At the college where I teach in upstate New York, when my students in my writing classes turn in stories drawn from their own life, stories about a small disturbance in love or a vague feeling of loneliness during their first week away from home, I let out a little sigh.
My general tendency is to encourage students to turn away from such fictions of the self and begin writing journalism. If I would remember my own younger self, perhaps I’d be more patient. Still, I want my students to escape the prison of their petty love stories; I want them to go out into the world and discover the rich realities of places and people.
We are tempted to make sense of huge historical events by viewing them through the lens of our own individual experience. The philosopher Judith Butler has written: “In the United States we begin the story by invoking a first-person narrative point of view, and telling what happened on September 11.” It is as if history were reduced to the question “Where were you when you first heard…?”
In 2009, when Colum McCann published his novel Let the Great World Spin, quickly celebrated as one of the best post-9/11 novels, I clipped out a statement from an interview with the author to share with my students: “He meticulously researches and studiously avoids writing anything that resembles his own life.”
Let the Great World Spin went on to win the National Book Award. The book’s bravura opening, recounting a tightrope artist’s daredevil walk on a rope stretching between the twin towers, provides a quick entry into a world of human courage and risk. Imaginatively reaching back to Philippe Petit’s famous walk of 1974, McCann found a remarkable leitmotif for what he had to say about other, interconnected lives.
Recently, McCann came out with a new collection of stories, Thirteen Ways of Looking. The first story that I read from it was about a middle-aged woman in mourning for her deaf teenage son who is feared drowned in the coastal waters near Galway. This woman, Rebecca, is a translator. She adopted the boy from Vladivostok when he was six. In the story, Rebecca is translating into English a novella that has arrived from Tel Aviv. The novella is about a middle-aged couple who have lost their two children.
Here’s a passage about Rebecca that I lingered over for a long time: “She had come upon the word sh’khol. She cast around for a word to translate it but there was no proper match. There were words, of course, for widow, widower, and orphan, but no noun, no adjective, for a parent who had lost a child. None in Irish, either. She looked in Russian, in French, in German, in other languages, too, but could find analogues only in Sanskrit, vilomah, and in Arabic, thakla, a mother, mathkool, a father. Still none in English.”
This was another lesson here, I thought. The richness of the world is to be discovered through language. You need to mine the language for its gifts, or as in the example above, even for its secrets about its limits. And through that, discover other languages and the world.

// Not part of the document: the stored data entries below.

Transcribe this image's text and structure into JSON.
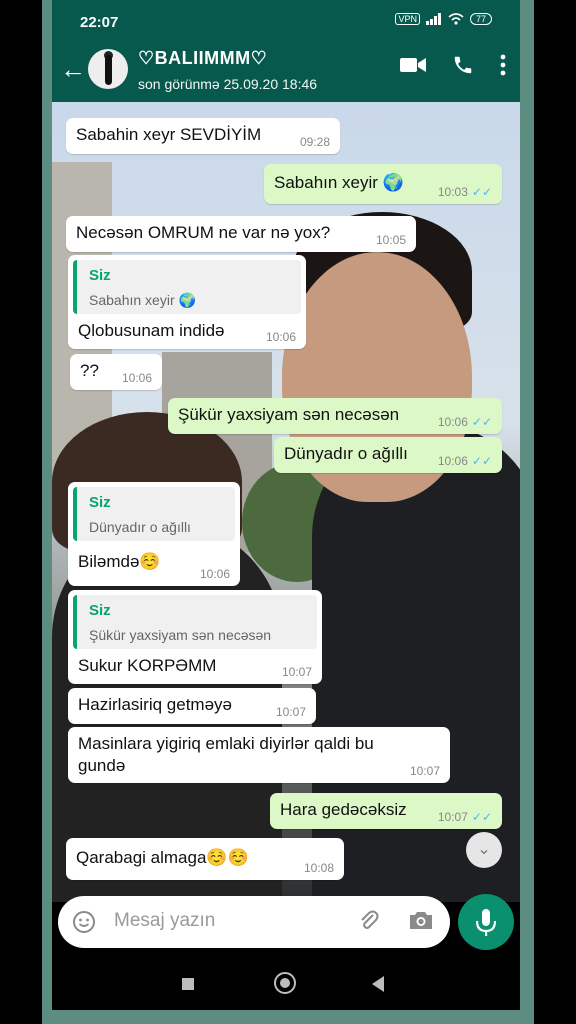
{
  "status_bar": {
    "time": "22:07",
    "vpn": "VPN",
    "battery": "77"
  },
  "header": {
    "contact_name": "♡BALIIMMM♡",
    "last_seen": "son görünmə 25.09.20 18:46",
    "back_icon": "arrow-left-icon",
    "video_icon": "video-call-icon",
    "call_icon": "phone-icon",
    "menu_icon": "more-vertical-icon"
  },
  "messages": [
    {
      "dir": "in",
      "text": "Sabahin xeyr SEVDİYİM",
      "time": "09:28"
    },
    {
      "dir": "out",
      "text": "Sabahın xeyir 🌍",
      "time": "10:03"
    },
    {
      "dir": "in",
      "text": "Necəsən OMRUM ne var nə yox?",
      "time": "10:05"
    },
    {
      "dir": "in",
      "quote_name": "Siz",
      "quote_text": "Sabahın xeyir 🌍",
      "text": "Qlobusunam indidə",
      "time": "10:06"
    },
    {
      "dir": "in",
      "text": "??",
      "time": "10:06"
    },
    {
      "dir": "out",
      "text": "Şükür yaxsiyam sən necəsən",
      "time": "10:06"
    },
    {
      "dir": "out",
      "text": "Dünyadır o ağıllı",
      "time": "10:06"
    },
    {
      "dir": "in",
      "quote_name": "Siz",
      "quote_text": "Dünyadır o ağıllı",
      "text": "Biləmdə☺️",
      "time": "10:06"
    },
    {
      "dir": "in",
      "quote_name": "Siz",
      "quote_text": "Şükür yaxsiyam sən necəsən",
      "text": "Sukur KORPƏMM",
      "time": "10:07"
    },
    {
      "dir": "in",
      "text": "Hazirlasiriq getməyə",
      "time": "10:07"
    },
    {
      "dir": "in",
      "text": "Masinlara yigiriq emlaki diyirlər qaldi bu",
      "text2": "gundə",
      "time": "10:07"
    },
    {
      "dir": "out",
      "text": "Hara gedəcəksiz",
      "time": "10:07"
    },
    {
      "dir": "in",
      "text": "Qarabagi almaga☺️☺️",
      "time": "10:08"
    }
  ],
  "input": {
    "placeholder": "Mesaj yazın",
    "emoji_icon": "emoji-icon",
    "attach_icon": "paperclip-icon",
    "camera_icon": "camera-icon",
    "mic_icon": "microphone-icon"
  },
  "read_receipt": "✓✓",
  "colors": {
    "header": "#07594d",
    "outgoing": "#dcf8c6",
    "incoming": "#ffffff",
    "accent": "#0a8f6f",
    "read_ticks": "#4fb6ec"
  }
}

Each of the four stories in McCann’s new collection touch on violence. In the title story, a retired judge is felled by a fatal blow to the head. In the closing story, an aging Irish nun catches sight of her torturer and rapist on television. The man, once a right-wing guerrilla leader, has reinvented himself as a diplomat. His one-time victim is pursued by the need to find out for herself if the man has really changed.
A reader unfamiliar with McCann will not know till they come to the author’s note at the end of the book that he had been assaulted last year. This was in New Haven where McCann was attending a meeting of “Narrative 4,” a group he helped found for children to retell one another’s stories. McCann was attacked after he tried to help a woman who had been assaulted on the street by her partner. He ended up in the hospital with three shattered teeth and a broken cheekbone. The stories in Thirteen Ways of Looking are partly a response to the violent experience suffered by the author.
McCann has written in his author’s note that “every word we write is autobiographical, perhaps most especially when we attempt to avoid the autobiographical.” This seems exactly right to me. You must write what you know – but how? McCann’s latest work shows that you must tell your story. If you have a story to tell, share it in a way that makes it more powerful. Tell it like you know that it is not your story alone.